Jack continues to obsess over death. During a discussion about mortality, Murray hypothesizes that killing someone could perhaps alleviate the fear. Jack decides to test Murray's theory by tracking down and killing the man who had given Dylar to Babette in exchange for sex. Jack successfully locates and shoots Willie Mink, who is delirious from his own Dylar addiction. He then puts the gun in Willie's hand to make the murder look like a suicide, but Willie then shoots Jack in the arm. Suddenly realizing the needless loss of life, Jack carries Willie to a hospital run by German nuns who do not believe in God or the afterlife. Having saved Willie, Jack returns home to watch his children sleep.

The final chapter describes Wilder, Jack's youngest child, riding a tricycle across the highway and miraculously surviving.

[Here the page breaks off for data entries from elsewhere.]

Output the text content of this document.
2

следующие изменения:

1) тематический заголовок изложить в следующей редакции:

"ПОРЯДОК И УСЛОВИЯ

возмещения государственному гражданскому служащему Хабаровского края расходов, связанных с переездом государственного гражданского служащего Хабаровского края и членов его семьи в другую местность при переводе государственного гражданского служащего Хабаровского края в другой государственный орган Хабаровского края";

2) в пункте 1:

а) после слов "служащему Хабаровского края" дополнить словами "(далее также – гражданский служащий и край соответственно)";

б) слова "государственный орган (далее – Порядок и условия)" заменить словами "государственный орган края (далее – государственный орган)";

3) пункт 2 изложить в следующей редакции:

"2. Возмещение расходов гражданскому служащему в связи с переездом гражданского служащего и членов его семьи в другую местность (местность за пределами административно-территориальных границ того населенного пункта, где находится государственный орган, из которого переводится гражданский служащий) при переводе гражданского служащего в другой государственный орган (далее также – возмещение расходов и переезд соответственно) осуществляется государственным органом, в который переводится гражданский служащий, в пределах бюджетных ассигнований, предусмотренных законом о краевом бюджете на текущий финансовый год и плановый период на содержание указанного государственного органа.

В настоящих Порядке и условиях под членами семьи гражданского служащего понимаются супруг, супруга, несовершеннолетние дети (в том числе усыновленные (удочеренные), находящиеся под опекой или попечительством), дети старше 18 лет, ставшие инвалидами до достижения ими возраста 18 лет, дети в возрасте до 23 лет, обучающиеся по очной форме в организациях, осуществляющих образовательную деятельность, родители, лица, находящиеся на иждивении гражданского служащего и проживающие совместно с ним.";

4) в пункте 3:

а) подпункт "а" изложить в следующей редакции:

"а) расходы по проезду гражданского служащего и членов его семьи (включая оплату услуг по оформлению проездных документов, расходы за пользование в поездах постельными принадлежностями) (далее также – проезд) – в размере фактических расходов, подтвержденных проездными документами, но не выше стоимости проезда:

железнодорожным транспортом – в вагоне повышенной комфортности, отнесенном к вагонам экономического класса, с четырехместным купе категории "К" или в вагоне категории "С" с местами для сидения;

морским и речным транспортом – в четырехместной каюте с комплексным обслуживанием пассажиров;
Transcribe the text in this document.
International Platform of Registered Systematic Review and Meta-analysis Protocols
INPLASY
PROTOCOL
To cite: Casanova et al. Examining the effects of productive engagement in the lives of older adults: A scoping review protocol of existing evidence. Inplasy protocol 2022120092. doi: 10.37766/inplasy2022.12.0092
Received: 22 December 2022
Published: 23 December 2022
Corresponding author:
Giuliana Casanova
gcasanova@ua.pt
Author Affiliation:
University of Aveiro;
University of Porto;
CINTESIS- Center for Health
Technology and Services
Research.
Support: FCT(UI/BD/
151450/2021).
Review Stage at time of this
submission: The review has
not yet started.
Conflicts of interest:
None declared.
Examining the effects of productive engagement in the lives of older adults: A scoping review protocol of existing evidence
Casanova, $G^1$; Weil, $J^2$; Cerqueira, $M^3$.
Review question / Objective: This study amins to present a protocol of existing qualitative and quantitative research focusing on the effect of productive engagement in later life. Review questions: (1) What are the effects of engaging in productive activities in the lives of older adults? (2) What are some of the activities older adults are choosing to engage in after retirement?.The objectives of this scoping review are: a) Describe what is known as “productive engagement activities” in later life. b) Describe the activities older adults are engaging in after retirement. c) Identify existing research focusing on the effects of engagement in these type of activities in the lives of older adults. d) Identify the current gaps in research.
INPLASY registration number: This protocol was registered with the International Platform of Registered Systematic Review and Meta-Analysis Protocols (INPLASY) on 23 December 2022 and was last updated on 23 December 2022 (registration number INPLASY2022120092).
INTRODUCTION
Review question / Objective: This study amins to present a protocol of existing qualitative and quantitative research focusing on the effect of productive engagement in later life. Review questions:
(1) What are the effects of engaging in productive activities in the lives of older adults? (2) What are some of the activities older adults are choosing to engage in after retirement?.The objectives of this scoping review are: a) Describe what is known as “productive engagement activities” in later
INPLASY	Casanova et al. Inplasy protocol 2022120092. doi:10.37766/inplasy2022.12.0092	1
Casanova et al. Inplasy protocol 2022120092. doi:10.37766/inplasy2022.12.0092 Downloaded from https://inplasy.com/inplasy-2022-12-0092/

White Noise explores several themes that emerged during the mid-to-late twentieth century, e.g., rampant consumerism, media saturation, novelty academic intellectualism, underground conspiracies, the disintegration and reintegration of the family, human-made catastrophes, and the potentially regenerative nature of human violence.

Stylistic Elements

The novel's style is characterized by a heterogeneity that utilizes “montages of tones, styles, and voices that have the effect of yoking together terror and wild humor as the essential tone of contemporary America”.[4]

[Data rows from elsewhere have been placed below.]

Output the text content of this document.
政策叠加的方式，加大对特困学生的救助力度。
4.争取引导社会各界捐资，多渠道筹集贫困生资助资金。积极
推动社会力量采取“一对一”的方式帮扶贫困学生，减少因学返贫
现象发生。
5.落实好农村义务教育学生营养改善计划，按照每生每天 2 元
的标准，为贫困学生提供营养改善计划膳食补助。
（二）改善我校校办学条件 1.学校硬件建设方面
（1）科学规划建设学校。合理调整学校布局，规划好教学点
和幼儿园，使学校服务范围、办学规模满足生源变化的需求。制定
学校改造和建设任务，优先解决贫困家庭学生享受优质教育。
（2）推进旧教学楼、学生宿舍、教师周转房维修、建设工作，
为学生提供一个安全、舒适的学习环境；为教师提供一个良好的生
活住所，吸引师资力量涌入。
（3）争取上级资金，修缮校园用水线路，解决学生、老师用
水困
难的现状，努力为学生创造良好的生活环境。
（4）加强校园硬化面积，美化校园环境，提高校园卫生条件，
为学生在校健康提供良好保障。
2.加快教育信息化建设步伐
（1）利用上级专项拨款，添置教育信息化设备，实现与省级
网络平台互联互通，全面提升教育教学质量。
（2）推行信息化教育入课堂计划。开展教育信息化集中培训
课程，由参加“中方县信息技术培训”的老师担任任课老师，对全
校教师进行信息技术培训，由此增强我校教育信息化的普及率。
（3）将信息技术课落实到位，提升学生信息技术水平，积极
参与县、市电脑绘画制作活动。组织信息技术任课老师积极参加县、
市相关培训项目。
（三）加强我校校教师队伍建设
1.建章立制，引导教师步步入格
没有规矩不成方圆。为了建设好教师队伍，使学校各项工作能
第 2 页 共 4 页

Jack Gladney is the protagonist and narrator of the novel. He is a professor of Hitler Studies at a liberal arts college in middle America.

Babette is Jack’s wife. They have four children from previous marriages. She has an affair with Willie Mink, aka Mr. Gray, in order to obtain Dylar.

Heinrich is the fourteen-year-old son of Jack and Janet Savory. He is precociously intellectual, prone to be contrary, and plays correspondence chess with an imprisoned mass murderer.

Denise is the eleven-year-old daughter of Babette and Bob Pardee. She suspects her mother is a drug addict and steals the bottle of Dylar.

Steffie is the daughter of Jack and Dana Breedlove.

Wilder Babette’s six-year-old son, and the youngest child in the family. Wilder never speaks in the novel, and periodically Jack worries about the boy’s slow linguistic development

Murray Jay Siskind is a colleague of Gladney’s. He wants to create a field of study centered around Elvis in the same way Jack created one around Hitler. He teaches a course on the cinema of car crashes, watches TV obsessively, and cheerfully theorizes about many subjects.

Orest Mercator is Heinrich's friend who trains to sit in a cage with vipers.

Vernon Dickey is Babette's father, who visits the family in chapter 33 and gives Jack a gun.

Willie Mink is a compromised researcher who invents Dylar.


Barry Sonnenfeld was preparing a film version of White Noise for 2006. However, pre-production appears to have ceased as of the fall of 2006 and the Internet Movie Database has removed all references to this movie.

Cultural references

The band Airborne Toxic Event took their name from the novel.[5] In Buffy the Vampire Slayer season 2 episode 9, What's My Line: Part 1, the character of Principal Sydner tells the character Xander Harris that 'whatever comes out of your mouth is a meaningless waste of breath, an airborne toxic event'. San Diego string band Shady Side Players recorded an instrumental called Dylar Breakdown, composed by Evan Moring.[6]